You’re required to implement a system, and you receive an already created design. You get one or more class diagrams, maybe a sequence diagram too. Perhaps you’re lucky and you even get an architectural diagram. You’re a great designer and you won’t start the implementation before understanding it and verifying that it is correct.
You get the overall idea and it looks correct but it is just horrible. Well, it seems to work but it is obvious that there are some ways to design the same thing that are much better. You’re tempted to make it simpler, more elegant and to implement design patterns that perfectly fit for that situation.
Don’t do it unless you really know what you’re doing.
I’m not talking about becoming an over-conservative-passive-just-in-case-I-would-not-change-it software designer. Not at all. You should always be proactively thinking about how to improve what is already done. However, there might be serious reasons behind for the original designer to do it that way. How about if:
There is another piece of code depending on this API.
Some non-functional requirement is so critical that you need to imperfect the design to boost that aspect.
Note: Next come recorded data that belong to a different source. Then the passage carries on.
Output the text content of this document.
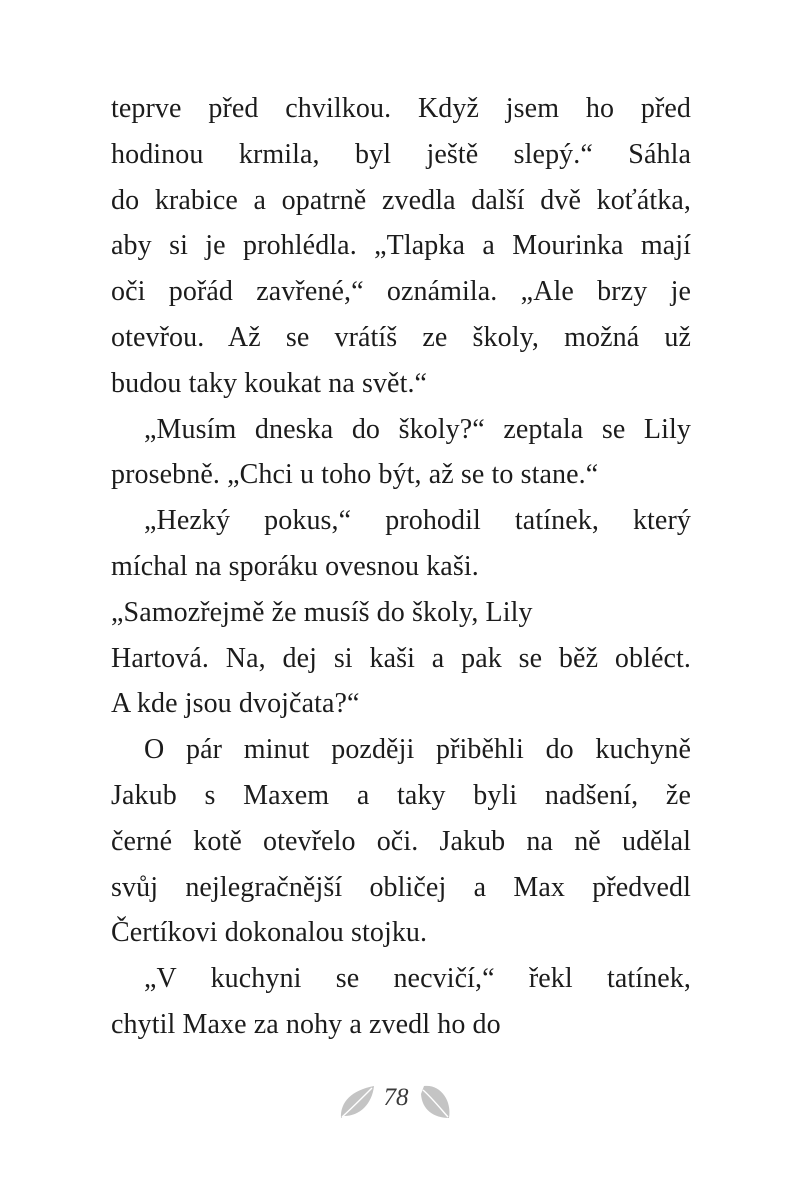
teprve před chvilkou. Když jsem ho před
hodinou krmila, byl ještě slepý.“ Sáhla
do krabice a opatrně zvedla další dvě koťátka,
aby si je prohlédla. „Tlapka a Mourinka mají
oči pořád zavřené,“ oznámila. „Ale brzy je
otevřou. Až se vrátíš ze školy, možná už
budou taky koukat na svět.“
„Musím dneska do školy?“ zeptala se Lily
prosebně. „Chci u toho být, až se to stane.“
„Hezký pokus,“ prohodil tatínek, který
míchal na sporáku ovesnou kaši.
„Samozřejmě že musíš do školy, Lily
Hartová. Na, dej si kaši a pak se běž obléct.
A kde jsou dvojčata?“
O pár minut později přiběhli do kuchyně
Jakub s Maxem a taky byli nadšení, že
černé kotě otevřelo oči. Jakub na ně udělal
svůj nejlegračnější obličej a Max předvedl
Čertíkovi dokonalou stojku.
„V kuchyni se necvičí,“ řekl tatínek,
chytil Maxe za nohy a zvedl ho do
78
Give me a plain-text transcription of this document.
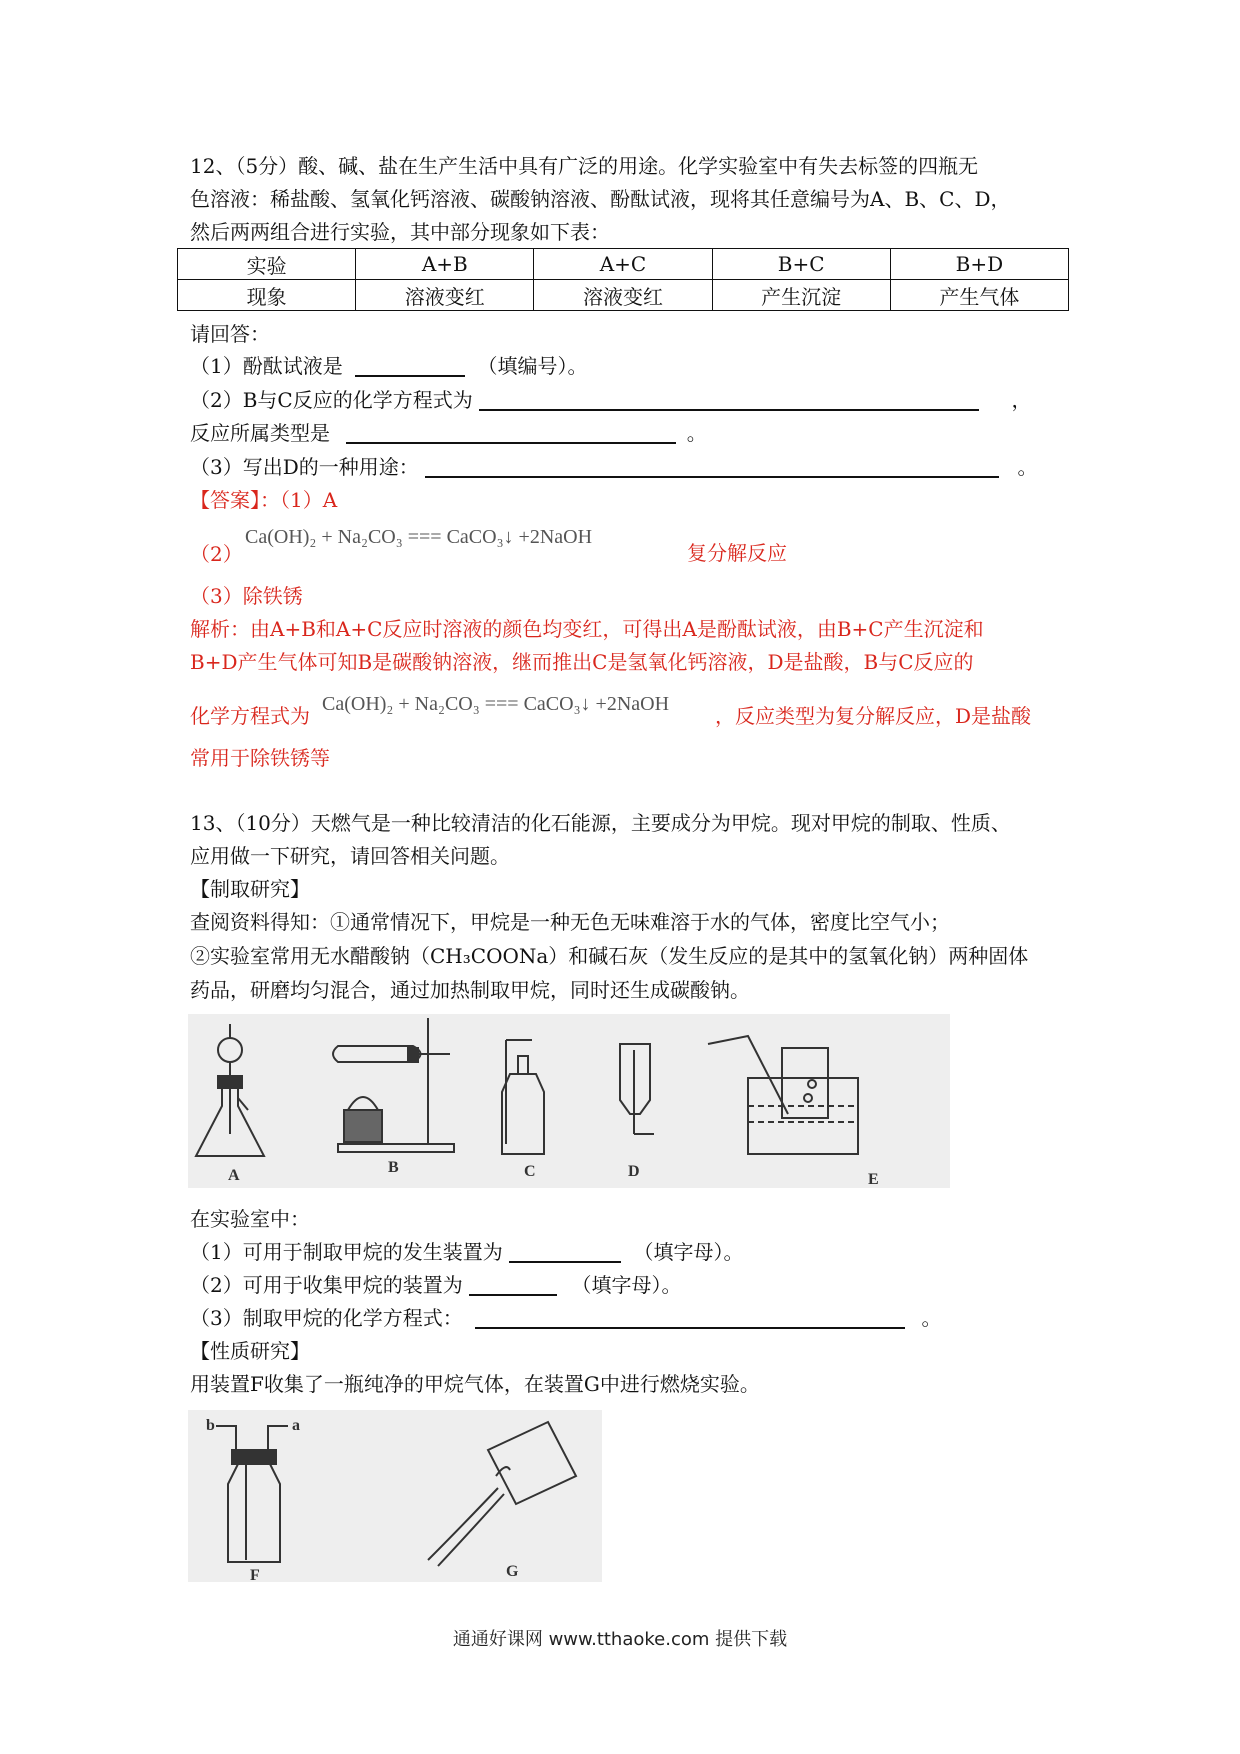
12、（5分）酸、碱、盐在生产生活中具有广泛的用途。化学实验室中有失去标签的四瓶无
色溶液：稀盐酸、氢氧化钙溶液、碳酸钠溶液、酚酞试液，现将其任意编号为A、B、C、D，
然后两两组合进行实验，其中部分现象如下表：
实验	A+B	A+C	B+C	B+D
现象	溶液变红	溶液变红	产生沉淀	产生气体
请回答：
（1）酚酞试液是	（填编号）。
（2）B与C反应的化学方程式为	，
反应所属类型是	。
（3）写出D的一种用途：	。
【答案】：（1）A
（2）
Ca(OH)₂ + Na₂CO₃ === CaCO₃↓ +2NaOH
复分解反应
（3）除铁锈
解析：由A+B和A+C反应时溶液的颜色均变红，可得出A是酚酞试液，由B+C产生沉淀和
B+D产生气体可知B是碳酸钠溶液，继而推出C是氢氧化钙溶液，D是盐酸，B与C反应的
化学方程式为 Ca(OH)₂ + Na₂CO₃ === CaCO₃↓ +2NaOH ，反应类型为复分解反应，D是盐酸
常用于除铁锈等
13、（10分）天燃气是一种比较清洁的化石能源，主要成分为甲烷。现对甲烷的制取、性质、
应用做一下研究，请回答相关问题。
【制取研究】
查阅资料得知：①通常情况下，甲烷是一种无色无味难溶于水的气体，密度比空气小；
②实验室常用无水醋酸钠（CH₃COONa）和碱石灰（发生反应的是其中的氢氧化钠）两种固体
药品，研磨均匀混合，通过加热制取甲烷，同时还生成碳酸钠。
A	B	C	D	E
在实验室中：
（1）可用于制取甲烷的发生装置为	（填字母）。
（2）可用于收集甲烷的装置为	（填字母）。
（3）制取甲烷的化学方程式：	。
【性质研究】
用装置F收集了一瓶纯净的甲烷气体，在装置G中进行燃烧实验。
b	a
F	G
通通好课网 www.tthaoke.com 提供下载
Think about performance. Perhaps this particular piece of code is going to be executed a huge number of times per second and it has to work really fast. Maybe reutilizing an object or not calling a third method to avoid stacking execution frames could become a good idea. Non-functional requirements have to be considered before creating the design.
Your design is more elegant and flexible but it would require 15% extra time. Well, 15% for a much better design? Worth doing it! Maybe not. There may be critical commercial reasons to deliver the product earlier. Even having to pay that cost. You will increase your technical debt and it will have to be paid sooner or later, but maybe this time, it really has to be later.
The new design is built on top of an already existing piece of code or framework. That dependence might be so critical and/or buggy that the company does not want to take the risk of changing it. You could wrap it, abstract it and improve the design. However, don’t make that assumption unless you are familiar with the creature.
Now you might be thinking “I understand but how do I know?”. Ask.
The original designer should have included a Rationale in the design explaining assumptions, compromise decisions and trade-offs, but maybe he or she didn’t. There are rare examples of great software built by heroes but it is plenty of fantastic products created by teams with good technical skills but better communication capabilities.
To sum this up, all the software designs have the same level of quality, at prior. Once you know what they are for and the context in which they were created, you can evaluate them.